Ela relatou vários encontros de Valério com Delúbio, revelou que diversos e milionários saques em dinheiro seriam feitos de contas da SMP&B e da DNA em agências do Banco Rural de Belo Horizonte (MG) e contou que o dinheiro seria dividido e distribuído em Brasília. No que diz respeito aos saques em dinheiro feitos nas agências do Banco Rural, documentos em poder do Ministério Público comprovam o que disse Karina. Na última semana, ISTOÉ teve acesso a esses documentos. A papelada mostra que de julho de 2003 a maio de 2005 saíram das contas da SMP&B e da DNA, em dinheiro vivo, R$ 20,6 milhões. Considerando pedidos de saque não realizados e depósitos em espécie, a cifra chega a R$ 27 milhões.
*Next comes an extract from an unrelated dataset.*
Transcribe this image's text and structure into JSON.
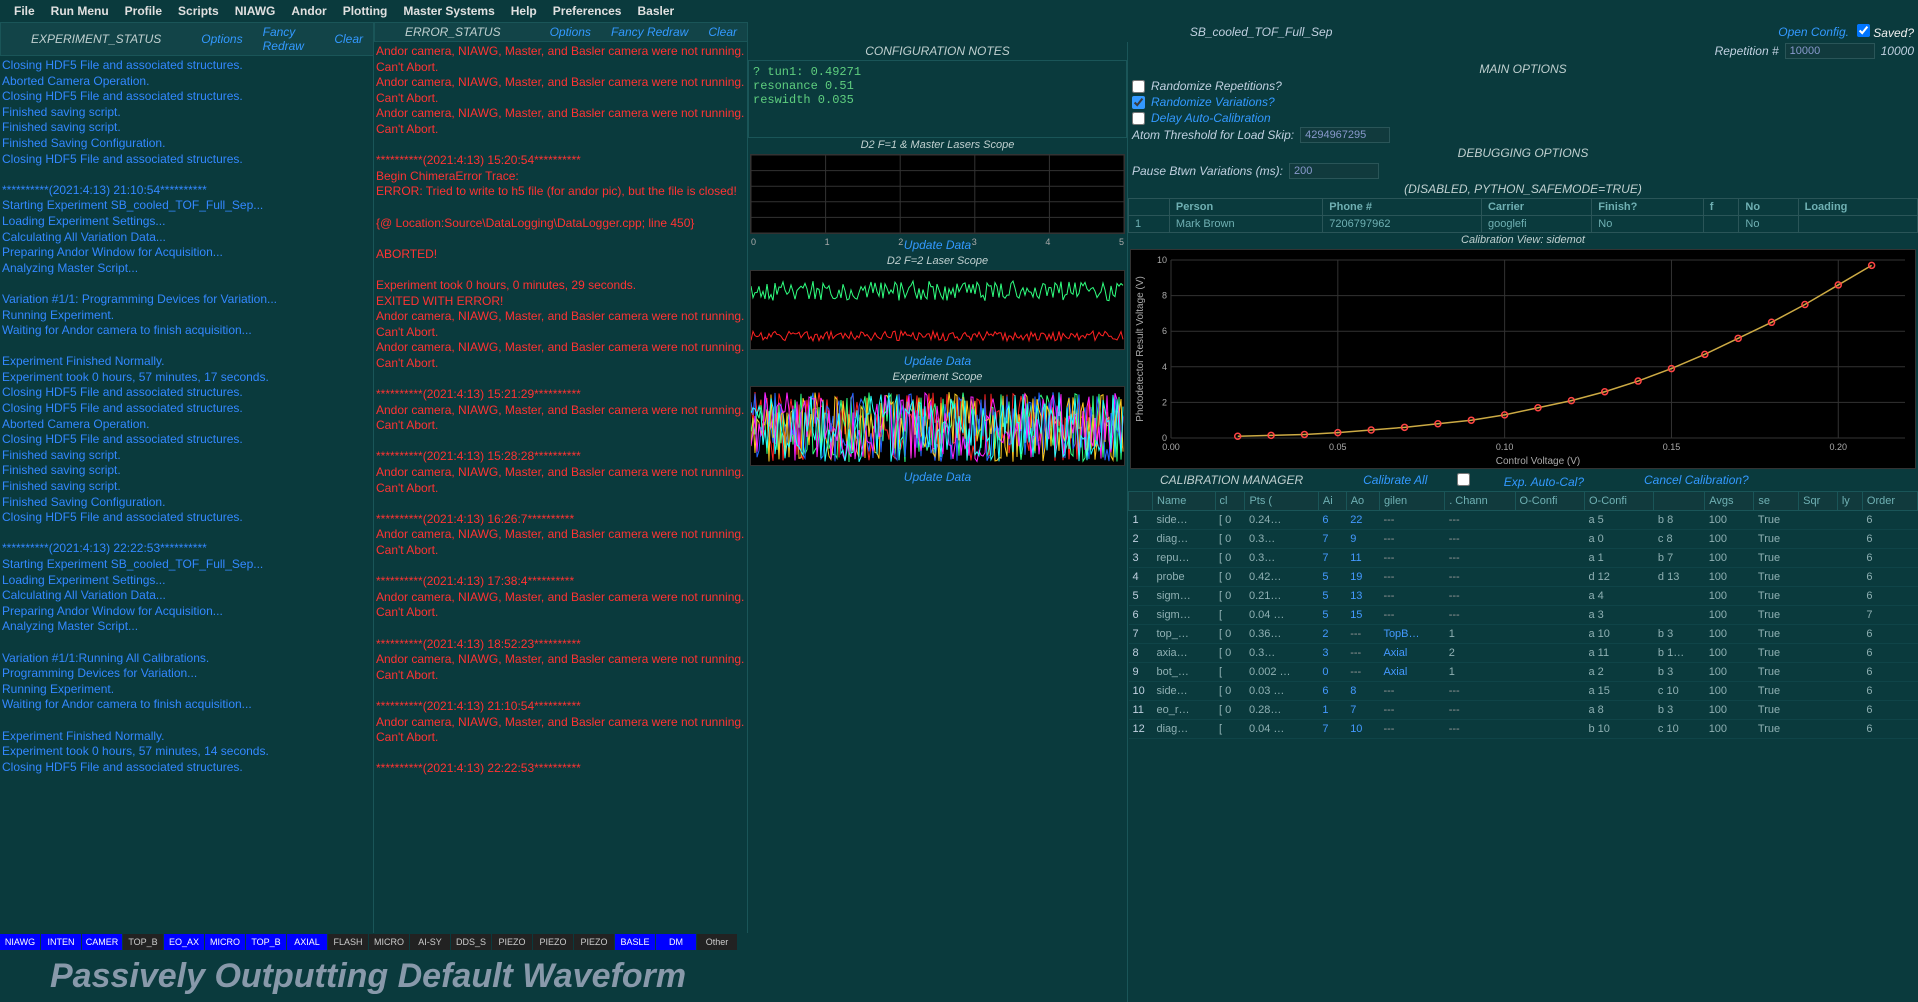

O relatório nas mãos dos procuradores e promotores revela que, nesse período, saíram da conta da SMP&B R$ 16,5 milhões em dinheiro vivo. Da conta da DNA, os saques somam R$ 4,4 milhões.

Segundo uma fonte do Banco Rural que também teve acesso aos relatórios, nos dois anos analisados, foram 103 saques na boca caixa, o que dá uma média de um saque semanal em valor acima de R$ 100 mil. Há, no entanto, saques bem maiores. Em janeiro de 2004, por exemplo, foram retirados R$ 2,8 milhões. Em setembro do mesmo ano foi retirado R$ 1,3 milhão. Em 2003 se deram os maiores saques nas contas das duas empresas: R$ 11 milhões, no total. Apenas entre setembro e outubro foram feitos 20 saques na seguinte seqüência: seis de R$ 250 mil, quatro de R$ 300 mil, três de R$ 100 mil, dois de R$ 200 mil, um de R$ 112 mil, um de R$ 350 mil, um de R$ 500 mil (o maior deles, no dia 10 de outubro) e um último de R$ 385 mil. Em 2003, os saques somaram R$ 11 milhões. No ano passado, as retiradas chegaram a R$ 10 milhões. A Receita Federal também está investigando as movimentações das empresas de Marcos Valério e seus sócios.

Nas investigações, o Ministério Público e a Polícia Federal já identificaram pelo menos duas pessoas que se dirigiam às agências do Banco Rural para fazer alguns dos saques em dinheiro vivo. Uma delas é Geiza Dias dos Santos, que trabalha no departamento financeiro da SMP&B e já havia sido apontada pela ex-secretária Karina como autora de alguns saques. Os procuradores sabem que pelo menos R$ 2 milhões foram retirados das agências bancárias por Geiza. No final de 2003, ela trocou uma modesta casa na periferia do município de Contagem por um confortável apartamento no bairro de Ouro Preto, em Belo Horizonte. Procurada pela reportagem, Geiza se recusou a dar declarações.

Alexandre Vasconcelos Castro é outra pessoa já identificada como sacador de dinheiro da SMP&B nas agências do Banco Rural, em 2003. Ele é o dono da
Express, uma empresa de cobrança e factoring que tem como fachada uma loja de bicicletas na avenida Assis Chateaubriand, no bairro Floresta, um dos mais tradicionais da capital mineira. Procurado por ISTOÉ, inicialmente Castro negou qualquer relação com os saques no Banco Rural: “Em 2003 perdi meus documentos em Contagem. Podem estar usando esses documentos para aplicar golpes”, afirmou. Mas, ao ser perguntado a respeito da factoring, ele mudou o tom da resposta: “Hoje, só trabalho com pequenas cobranças. Mas em 2003 eu fazia centenas de saques nas agências do Rural. Pode ter sido eu mesmo, embora não conheça a DNA, a SMP&B, o sr. Marcos Valério e muito menos autoridades do governo.” Entre os procuradores, há a certeza de que mais pessoas fizeram saques nas contas das agências de publicidade.